Et quand l'internat sera supprimé, la question n'existera même plus.

Enfin, l'égalité des deux sexes dans la vie sociale est la troisième question. Les femmes doivent-elles avoir les mêmes droits politiques, électorat et éligibilité, que les hommes?

Par suite de cette confusion continuelle qu'il fait entre le droit et la pratique, M. Turgeon n'est pas très net en ses conclusions sur ce point. Je tâcherai de l'être.

J'estime qu'il faut donner aux femmes exactement les mêmes droits qu'aux hommes dans la vie sociale. En droit, cela ne souffre pas discussion. Le principe est que l'homme, l'être humain ne doit subir que la loi qu'il a faite.
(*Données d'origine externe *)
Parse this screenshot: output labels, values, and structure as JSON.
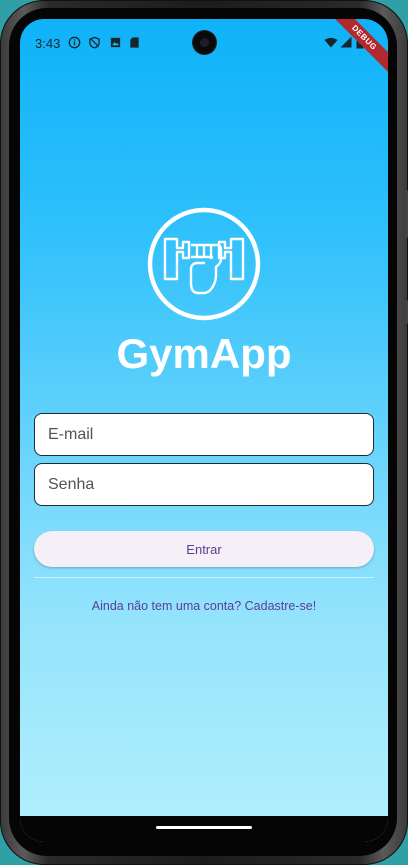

Les femmes vivent-elles sous la loi, la subissent-elles, en profitent-elles, en souffrent-elles? Oui; donc elles doivent la faire. Il est tyrannique que je sois dans une association dont je n'ai pas accepté les conditions et dont je ne puis pas modifier les conditions.

—Mais si la femme est une mineure, comme un enfant? Personne ne songe à demander l'électorat et l'éligibilité pour les enfants?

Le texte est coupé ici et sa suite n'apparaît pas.